Sultan Abdülhamid Han’a pervasızca yapılan teklifte dikkatimizi çeken şey ne yazık ki tehditlerinin hiçte boş olmadığını süreç boyunca görmüş olmamızdır.
“Filistin'i bize verin sizi tüm dertlerinizden kurtaralım. Bu sizi politik olarak da zora sokmaz; çünkü Yahudiler siyasetle uğraşan bir millet değildir, eğer ki siz Yahudilerin teklifini kabul etmezseniz, Yahudiler zaten bir yolunu bulup o toprakları alacaklar.”

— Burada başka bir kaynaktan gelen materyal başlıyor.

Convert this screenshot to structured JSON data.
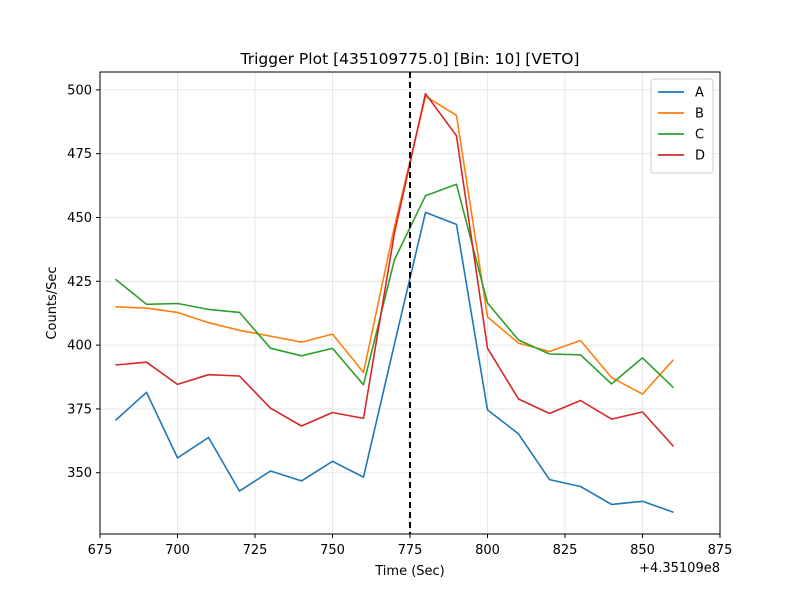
{
  "chart_data": {
    "type": "line",
    "title": "Trigger Plot [435109775.0] [Bin: 10] [VETO]",
    "xlabel": "Time (Sec)",
    "ylabel": "Counts/Sec",
    "x_offset_label": "+4.35109e8",
    "xlim": [
      675,
      875
    ],
    "ylim": [
      326,
      507
    ],
    "xticks": [
      675,
      700,
      725,
      750,
      775,
      800,
      825,
      850,
      875
    ],
    "yticks": [
      350,
      375,
      400,
      425,
      450,
      475,
      500
    ],
    "grid": true,
    "legend_position": "top-right",
    "trigger_time": 775,
    "x": [
      680,
      690,
      700,
      710,
      720,
      730,
      740,
      750,
      760,
      770,
      780,
      790,
      800,
      810,
      820,
      830,
      840,
      850,
      860
    ],
    "series": [
      {
        "name": "A",
        "color": "#1f77b4",
        "values": [
          370.5,
          381.5,
          355.8,
          363.8,
          342.8,
          350.7,
          346.8,
          354.5,
          348.3,
          400.5,
          452,
          447.3,
          374.6,
          365.2,
          347.3,
          344.6,
          337.6,
          338.8,
          334.5
        ]
      },
      {
        "name": "B",
        "color": "#ff7f0e",
        "values": [
          415,
          414.5,
          412.8,
          408.8,
          405.8,
          403.5,
          401.2,
          404.3,
          389.3,
          446.5,
          497.5,
          490,
          411,
          400.8,
          397.5,
          401.8,
          387.3,
          380.8,
          394.3
        ]
      },
      {
        "name": "C",
        "color": "#2ca02c",
        "values": [
          425.8,
          416,
          416.3,
          414,
          412.8,
          398.8,
          395.8,
          398.7,
          384.5,
          433.5,
          458.5,
          463,
          416.5,
          402,
          396.5,
          396.2,
          384.8,
          395,
          383.3
        ]
      },
      {
        "name": "D",
        "color": "#d62728",
        "values": [
          392.2,
          393.3,
          384.6,
          388.4,
          387.9,
          375.3,
          368.3,
          373.6,
          371.3,
          444,
          498.5,
          482,
          398.8,
          378.9,
          373.2,
          378.3,
          371,
          373.8,
          360.3
        ]
      }
    ]
  }
}
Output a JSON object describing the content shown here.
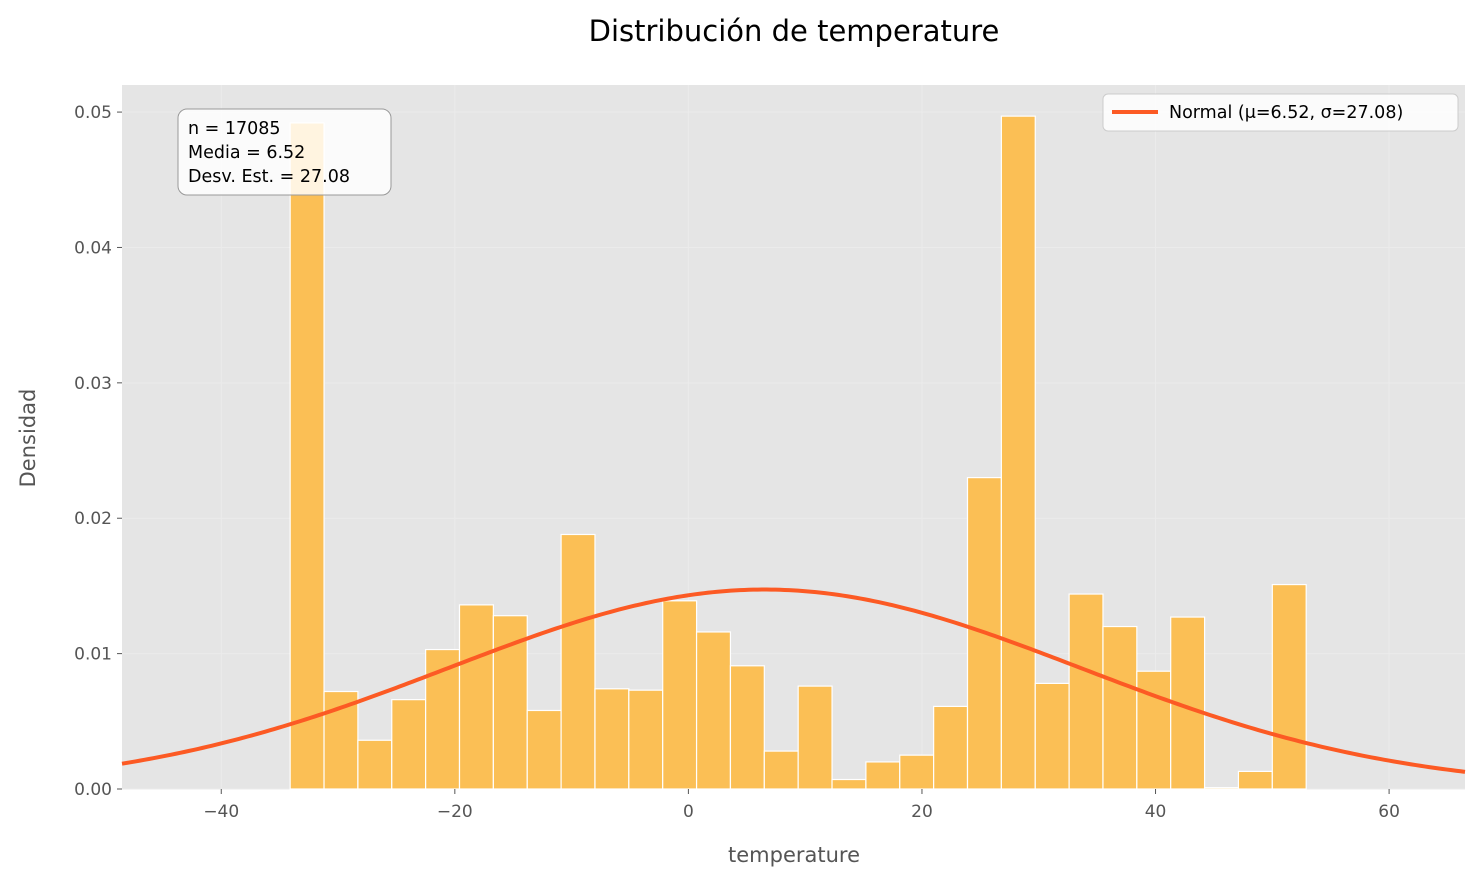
{
  "chart_data": {
    "type": "bar",
    "title": "Distribución de temperature",
    "xlabel": "temperature",
    "ylabel": "Densidad",
    "xlim": [
      -48.5,
      66.5
    ],
    "ylim": [
      0,
      0.052
    ],
    "xticks": [
      -40,
      -20,
      0,
      20,
      40,
      60
    ],
    "xtick_labels": [
      "−40",
      "−20",
      "0",
      "20",
      "40",
      "60"
    ],
    "yticks": [
      0,
      0.01,
      0.02,
      0.03,
      0.04,
      0.05
    ],
    "ytick_labels": [
      "0.00",
      "0.01",
      "0.02",
      "0.03",
      "0.04",
      "0.05"
    ],
    "grid": true,
    "bin_edges": [
      -34.1,
      -31.2,
      -28.3,
      -25.4,
      -22.5,
      -19.6,
      -16.7,
      -13.8,
      -10.9,
      -8.0,
      -5.1,
      -2.2,
      0.7,
      3.6,
      6.5,
      9.4,
      12.3,
      15.2,
      18.1,
      21.0,
      23.9,
      26.8,
      29.7,
      32.6,
      35.5,
      38.4,
      41.3,
      44.2,
      47.1,
      50.0,
      52.9
    ],
    "densities": [
      0.0492,
      0.0072,
      0.0036,
      0.0066,
      0.0103,
      0.0136,
      0.0128,
      0.0058,
      0.0188,
      0.0074,
      0.0073,
      0.0139,
      0.0116,
      0.0091,
      0.0028,
      0.0076,
      0.0007,
      0.002,
      0.0025,
      0.0061,
      0.023,
      0.0497,
      0.0078,
      0.0144,
      0.012,
      0.0087,
      0.0127,
      0.0001,
      0.0013,
      0.0151
    ],
    "bar_color": "#fbbf55",
    "series": [
      {
        "name": "Normal (μ=6.52, σ=27.08)",
        "type": "normal_pdf",
        "mu": 6.52,
        "sigma": 27.08,
        "color": "#fc5a24"
      }
    ],
    "legend_position": "top-right",
    "annotation": {
      "lines": [
        "n = 17085",
        "Media = 6.52",
        "Desv. Est. = 27.08"
      ],
      "position": "top-left"
    }
  }
}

Koca Sultan’ın bugünleri görürcesine almış olduğu tüm önlemlere rağmen ne yazık ki tedbir, kaderin önüne geçememiştir. Bugüne kadar ve şu anda yaşananlar biz Müslümanları umutsuzluğa sürüklememelidir. Büyük davaların büyük bedellerinin olduğu aşikârdır. Uhud Meydanı’nın kimlerin şehitlik makamına vesile olduğunu unutmamak gerekir. Şüphesiz ki Allah inananlarla birliktedir.
Biz Müslümanları o zalimler topluluğundan ayıran en önemli şey Allah-ü Teala’nın bizlerin safında olmasıdır. Göklerden gelen askerlerle desteklenen bir ordu mutlak galibiyete de gebedir
Biiznillah…
Ne güzel buyurmuştur Yüce Rabbimiz Enfal Suresi 30. Ayeti kerimesinde
“Onların bir plânı varsa Allah'ın da bir plânı vardı. Allah plân yapanların ve plânları boşa çıkaranların en hayırlısıdır.”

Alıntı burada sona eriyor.